Bölüm 83
Xing Hongxuan’ın ayrılışının yedinci gününde Han Jue, Toprak Ölümsüz Su Kabağının tohumunu çıkardı ve mağara evinden dışarı çıktı.
Fusang Ağacı’na geldi ve tohumu toprağa gömdü. Daha sonra onu beslemek için Altı Yol ruh enerjisini enjekte etti.
Böyle bir hazineyi şahsen dikmek zorundaydı. Xun Chang’an’ın xiulian uygulama teknikleri sınırlıydı. Çoğu zaman Fusang Ağacı’nın kendi kendine büyümesine izin verirdi. Neyse ki, ilahi ağaç güçlüydü.
“Usta, bu nedir?” Xun Chang’an merakla sordu.
Han Jue cevap verdi, “Bir kabak tohumu. İleride ona iyi bakmalısın.”
Xun Chang’an meraklanmıştı. Han Jue su kabağı tohumunu nereden bulmuştu?
Fusang Ağacı büyümeye devam ettikçe, Xun Chang’an bu ağacın basit olmadığını keşfetti. Doğurduğu Ruh Qi miktarı zaten çok büyüktü ve verimi dağdaki diğer tüm hazineleri aşıyordu.
Xun Chang’an aptal değildi. Böyle bir hazine gerçekten de Yeşimtaşı Saf Tarikatı’ndan mıydı?
Li Qingzi daha önce oradan geçtiğinde hâlâ çok şaşırmıştı.
Efendisinin geçmişi onun hayal gücünün çok ötesindeydi.
Han Jue mağara evine dönmeden önce bir süre Fusang Ağacı’nı gözlemledi.
Beden Bütünleme Âlemine yeni geçmişti ve xiulian uygulamak için acelesi yoktu.
Talihsizlik Kitabı’nı çıkardı ve Aydınlanmış Yaşlı Canavar’ı lanetlemeye hazırlandı.
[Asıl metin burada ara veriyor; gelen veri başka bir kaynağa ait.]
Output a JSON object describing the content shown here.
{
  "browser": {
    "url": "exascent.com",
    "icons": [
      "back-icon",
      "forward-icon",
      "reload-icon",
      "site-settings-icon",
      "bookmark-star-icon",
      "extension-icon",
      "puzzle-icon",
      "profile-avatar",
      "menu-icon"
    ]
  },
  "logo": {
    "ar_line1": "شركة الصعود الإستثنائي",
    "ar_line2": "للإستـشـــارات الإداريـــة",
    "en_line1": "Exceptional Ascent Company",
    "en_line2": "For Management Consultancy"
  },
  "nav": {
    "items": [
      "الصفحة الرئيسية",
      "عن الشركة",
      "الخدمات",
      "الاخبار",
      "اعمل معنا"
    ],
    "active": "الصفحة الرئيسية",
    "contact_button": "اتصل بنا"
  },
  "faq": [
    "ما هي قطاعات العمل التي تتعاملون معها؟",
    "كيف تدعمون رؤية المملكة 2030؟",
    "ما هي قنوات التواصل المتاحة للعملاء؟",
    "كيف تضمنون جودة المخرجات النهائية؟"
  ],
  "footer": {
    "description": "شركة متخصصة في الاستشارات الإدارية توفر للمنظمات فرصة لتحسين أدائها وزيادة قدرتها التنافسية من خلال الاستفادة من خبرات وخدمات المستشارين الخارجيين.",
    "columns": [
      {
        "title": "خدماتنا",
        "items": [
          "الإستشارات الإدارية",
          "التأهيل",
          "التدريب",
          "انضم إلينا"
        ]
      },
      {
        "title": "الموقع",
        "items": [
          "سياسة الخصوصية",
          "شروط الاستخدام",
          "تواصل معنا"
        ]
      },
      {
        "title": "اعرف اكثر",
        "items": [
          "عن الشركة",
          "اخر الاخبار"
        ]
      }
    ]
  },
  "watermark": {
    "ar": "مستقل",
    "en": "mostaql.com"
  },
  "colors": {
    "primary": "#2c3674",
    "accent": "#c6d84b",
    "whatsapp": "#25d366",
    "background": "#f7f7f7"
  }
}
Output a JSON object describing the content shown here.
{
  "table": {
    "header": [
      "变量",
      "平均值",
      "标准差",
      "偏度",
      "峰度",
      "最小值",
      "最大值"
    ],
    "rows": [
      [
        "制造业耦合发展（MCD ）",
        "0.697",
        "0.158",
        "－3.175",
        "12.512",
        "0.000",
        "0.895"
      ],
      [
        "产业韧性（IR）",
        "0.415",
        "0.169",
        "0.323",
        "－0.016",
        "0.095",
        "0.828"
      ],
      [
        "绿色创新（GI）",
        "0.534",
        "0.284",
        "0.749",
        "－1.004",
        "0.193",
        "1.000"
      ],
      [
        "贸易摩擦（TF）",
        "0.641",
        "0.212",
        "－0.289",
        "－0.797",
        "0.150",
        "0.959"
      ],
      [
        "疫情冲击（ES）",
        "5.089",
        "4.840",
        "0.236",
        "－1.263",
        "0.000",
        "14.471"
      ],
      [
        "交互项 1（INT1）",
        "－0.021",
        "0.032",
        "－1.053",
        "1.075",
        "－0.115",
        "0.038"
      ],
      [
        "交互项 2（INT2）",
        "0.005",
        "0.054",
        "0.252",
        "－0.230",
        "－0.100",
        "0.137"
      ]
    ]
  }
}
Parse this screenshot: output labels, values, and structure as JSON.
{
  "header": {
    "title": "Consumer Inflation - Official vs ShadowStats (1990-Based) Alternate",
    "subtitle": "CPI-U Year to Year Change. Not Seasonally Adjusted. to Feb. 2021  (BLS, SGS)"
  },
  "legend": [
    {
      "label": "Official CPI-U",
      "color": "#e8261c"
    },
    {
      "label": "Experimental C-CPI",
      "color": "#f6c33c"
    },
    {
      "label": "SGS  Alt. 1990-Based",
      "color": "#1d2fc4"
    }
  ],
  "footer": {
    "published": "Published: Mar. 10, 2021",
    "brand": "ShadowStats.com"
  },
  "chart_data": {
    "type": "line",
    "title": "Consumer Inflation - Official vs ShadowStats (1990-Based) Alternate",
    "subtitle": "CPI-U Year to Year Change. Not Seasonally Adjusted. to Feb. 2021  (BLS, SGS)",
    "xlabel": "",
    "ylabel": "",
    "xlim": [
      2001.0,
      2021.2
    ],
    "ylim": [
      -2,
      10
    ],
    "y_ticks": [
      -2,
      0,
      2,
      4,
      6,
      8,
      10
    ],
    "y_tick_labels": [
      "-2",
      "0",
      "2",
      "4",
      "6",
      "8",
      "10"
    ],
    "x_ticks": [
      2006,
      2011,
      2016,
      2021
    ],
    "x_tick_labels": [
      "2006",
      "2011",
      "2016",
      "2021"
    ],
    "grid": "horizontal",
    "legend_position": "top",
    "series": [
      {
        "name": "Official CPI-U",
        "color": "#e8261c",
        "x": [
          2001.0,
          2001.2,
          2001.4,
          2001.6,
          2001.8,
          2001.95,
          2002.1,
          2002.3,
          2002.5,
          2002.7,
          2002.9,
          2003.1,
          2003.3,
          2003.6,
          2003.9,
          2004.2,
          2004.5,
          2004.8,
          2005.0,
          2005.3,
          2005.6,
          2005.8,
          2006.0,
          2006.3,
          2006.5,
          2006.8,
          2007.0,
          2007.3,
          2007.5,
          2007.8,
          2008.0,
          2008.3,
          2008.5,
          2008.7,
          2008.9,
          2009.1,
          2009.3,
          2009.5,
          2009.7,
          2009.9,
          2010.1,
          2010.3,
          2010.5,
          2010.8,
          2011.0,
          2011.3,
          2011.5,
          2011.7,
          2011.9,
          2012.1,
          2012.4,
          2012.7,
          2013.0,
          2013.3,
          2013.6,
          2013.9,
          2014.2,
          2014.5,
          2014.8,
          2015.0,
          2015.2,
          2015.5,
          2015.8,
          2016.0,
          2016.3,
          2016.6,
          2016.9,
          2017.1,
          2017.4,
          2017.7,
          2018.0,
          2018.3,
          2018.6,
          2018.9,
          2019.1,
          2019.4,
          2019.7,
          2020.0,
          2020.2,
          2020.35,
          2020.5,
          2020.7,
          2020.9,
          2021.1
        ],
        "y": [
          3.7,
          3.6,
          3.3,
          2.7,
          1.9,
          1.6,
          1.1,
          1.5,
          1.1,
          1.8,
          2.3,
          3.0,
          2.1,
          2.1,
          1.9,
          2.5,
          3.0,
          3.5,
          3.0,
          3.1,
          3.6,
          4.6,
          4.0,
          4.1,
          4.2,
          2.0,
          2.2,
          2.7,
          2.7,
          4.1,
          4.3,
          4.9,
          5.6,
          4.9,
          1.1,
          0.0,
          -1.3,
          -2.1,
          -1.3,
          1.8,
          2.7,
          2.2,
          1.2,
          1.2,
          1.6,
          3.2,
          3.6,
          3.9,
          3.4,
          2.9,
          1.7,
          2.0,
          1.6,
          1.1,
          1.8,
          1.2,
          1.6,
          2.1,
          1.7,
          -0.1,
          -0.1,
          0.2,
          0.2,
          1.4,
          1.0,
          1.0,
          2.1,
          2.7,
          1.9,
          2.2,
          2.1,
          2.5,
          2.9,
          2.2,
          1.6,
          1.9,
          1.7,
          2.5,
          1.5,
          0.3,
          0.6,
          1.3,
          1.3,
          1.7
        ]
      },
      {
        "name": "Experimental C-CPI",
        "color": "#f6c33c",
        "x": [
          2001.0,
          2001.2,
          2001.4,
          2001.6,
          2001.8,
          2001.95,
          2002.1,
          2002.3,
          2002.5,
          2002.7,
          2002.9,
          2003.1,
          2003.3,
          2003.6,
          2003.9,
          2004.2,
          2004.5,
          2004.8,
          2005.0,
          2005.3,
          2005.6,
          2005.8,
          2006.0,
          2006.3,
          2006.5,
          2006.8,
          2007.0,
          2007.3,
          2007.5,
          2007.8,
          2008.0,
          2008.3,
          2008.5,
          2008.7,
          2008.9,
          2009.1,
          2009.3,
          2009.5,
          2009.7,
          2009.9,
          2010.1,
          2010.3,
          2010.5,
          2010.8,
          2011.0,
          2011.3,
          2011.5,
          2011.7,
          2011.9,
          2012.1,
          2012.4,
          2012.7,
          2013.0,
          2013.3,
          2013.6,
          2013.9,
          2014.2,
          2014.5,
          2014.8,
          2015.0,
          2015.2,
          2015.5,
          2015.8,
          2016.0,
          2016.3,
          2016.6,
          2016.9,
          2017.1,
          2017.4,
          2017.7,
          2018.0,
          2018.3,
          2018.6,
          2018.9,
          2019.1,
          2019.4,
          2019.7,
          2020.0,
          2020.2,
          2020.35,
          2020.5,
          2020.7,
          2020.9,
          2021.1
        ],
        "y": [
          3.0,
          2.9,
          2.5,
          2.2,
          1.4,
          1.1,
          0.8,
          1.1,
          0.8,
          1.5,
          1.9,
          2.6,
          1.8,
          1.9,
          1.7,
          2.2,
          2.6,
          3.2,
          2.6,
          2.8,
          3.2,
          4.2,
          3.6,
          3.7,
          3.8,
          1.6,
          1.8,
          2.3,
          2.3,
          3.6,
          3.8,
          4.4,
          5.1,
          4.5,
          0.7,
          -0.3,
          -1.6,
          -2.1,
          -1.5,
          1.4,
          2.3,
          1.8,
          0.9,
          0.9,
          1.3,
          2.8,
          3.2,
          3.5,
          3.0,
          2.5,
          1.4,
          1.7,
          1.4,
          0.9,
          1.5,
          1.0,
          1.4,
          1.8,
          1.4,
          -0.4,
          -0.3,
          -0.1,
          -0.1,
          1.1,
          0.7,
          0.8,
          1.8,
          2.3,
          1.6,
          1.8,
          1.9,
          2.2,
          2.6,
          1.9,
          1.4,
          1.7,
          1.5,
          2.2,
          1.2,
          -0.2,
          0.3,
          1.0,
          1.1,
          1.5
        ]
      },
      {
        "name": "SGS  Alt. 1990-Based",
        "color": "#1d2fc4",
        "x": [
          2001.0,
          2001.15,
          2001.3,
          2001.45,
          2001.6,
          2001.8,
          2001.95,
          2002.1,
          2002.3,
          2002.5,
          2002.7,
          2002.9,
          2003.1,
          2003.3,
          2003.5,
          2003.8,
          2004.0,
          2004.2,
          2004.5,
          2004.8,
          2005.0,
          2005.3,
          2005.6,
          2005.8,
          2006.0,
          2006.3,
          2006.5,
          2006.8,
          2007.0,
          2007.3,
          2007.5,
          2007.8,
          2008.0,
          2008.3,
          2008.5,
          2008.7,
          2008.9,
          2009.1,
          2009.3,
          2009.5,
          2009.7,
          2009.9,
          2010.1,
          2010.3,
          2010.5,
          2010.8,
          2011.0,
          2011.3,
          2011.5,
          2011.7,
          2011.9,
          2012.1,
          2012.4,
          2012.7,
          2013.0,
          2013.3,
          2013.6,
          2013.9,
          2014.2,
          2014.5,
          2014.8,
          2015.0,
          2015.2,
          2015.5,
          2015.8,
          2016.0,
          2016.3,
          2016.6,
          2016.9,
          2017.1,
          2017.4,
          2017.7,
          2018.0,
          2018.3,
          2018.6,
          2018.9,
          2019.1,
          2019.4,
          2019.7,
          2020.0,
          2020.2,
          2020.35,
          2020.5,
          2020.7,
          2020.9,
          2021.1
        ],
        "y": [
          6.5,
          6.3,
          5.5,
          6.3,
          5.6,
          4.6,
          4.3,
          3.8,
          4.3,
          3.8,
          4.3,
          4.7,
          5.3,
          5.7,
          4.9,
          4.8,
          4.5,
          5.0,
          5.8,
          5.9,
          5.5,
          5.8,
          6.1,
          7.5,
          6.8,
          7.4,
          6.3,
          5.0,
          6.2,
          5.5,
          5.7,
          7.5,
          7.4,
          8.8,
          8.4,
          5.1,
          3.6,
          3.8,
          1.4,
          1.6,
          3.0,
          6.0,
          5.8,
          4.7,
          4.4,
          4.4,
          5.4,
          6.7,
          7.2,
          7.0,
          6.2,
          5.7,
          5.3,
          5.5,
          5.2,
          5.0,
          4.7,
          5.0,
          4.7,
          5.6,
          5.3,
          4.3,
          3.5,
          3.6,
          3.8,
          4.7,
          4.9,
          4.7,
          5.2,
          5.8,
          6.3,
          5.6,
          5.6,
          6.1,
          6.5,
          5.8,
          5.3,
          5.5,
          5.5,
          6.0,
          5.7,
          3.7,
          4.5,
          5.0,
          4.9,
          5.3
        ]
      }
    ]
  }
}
Yol arkadaşımı çalmaya cüret ediyorsun ve beni sonsuza dek ortadan kaldırmak mı istiyorsun?
Kararını vererek, Altı Yol ruh enerjisi Talihsizlik Kitabı’na aktı.
…
Biçimsiz Tarikat yaklaşık on bin yıldır süregelen bir xiulian mezhebiydi. Derin temelleri vardı.
Dağ kapısı bir masal diyarı gibiydi. Sürekli dağlar ve bulutlar vardı. Sıra sıra beyaz turnaların uçtuğu görülebiliyordu. Renkli bulutların üzerinde dörtnala koşan öküzler ve atlar da vardı.
On bin fit yüksekliğindeki iki tepe arasında görkemli bir şelale vardı. Şelalenin dibinde, gölün yüzeyinde oturan bir figür, şelalenin korkunç etkisine dayanıyordu. Güçlü rüzgârlar sanki bıçaklar suyu kesiyormuş gibi etrafında dönüyordu.
Aydınlanmış Yaşlı Canavar göl kenarındaki çimenlerin üzerinde duruyordu. Sakalını sıvazladı ve yüzünde memnun bir gülümsemeyle etrafına baktı.
“Xian’er’in potansiyeliyle, kesinlikle Cennet Ölümsüz Malikânesi tarafından seçilecek.”
Aydınlanmış Yaşlı Canavar, öğrencisi Dong Wangxian’ın Cennet Ölümsüz Malikanesinde sorun çıkardığını ve sonunda dünyada birinci sınıf bir uygulayıcı olduğunu ve hatta yükseldiğini düşündüğünde gülümsemekten kendini alamadı.
Yeteneği çoktan sınırlarına ulaşmıştı ve Sıkıntı Aşkınlık Âlemine geçmesi çok zordu. Bu yüzden, umutlarını öğrencisine bağladı.
Şu anda!
Aydınlanmış Yaşlı Canavar’ın canlılığı aniden kaotik bir hal aldı. Öz ruhu sarsıldı ve dünya onun etrafında döndü. Vücudu sallandı ve neredeyse düşüyordu.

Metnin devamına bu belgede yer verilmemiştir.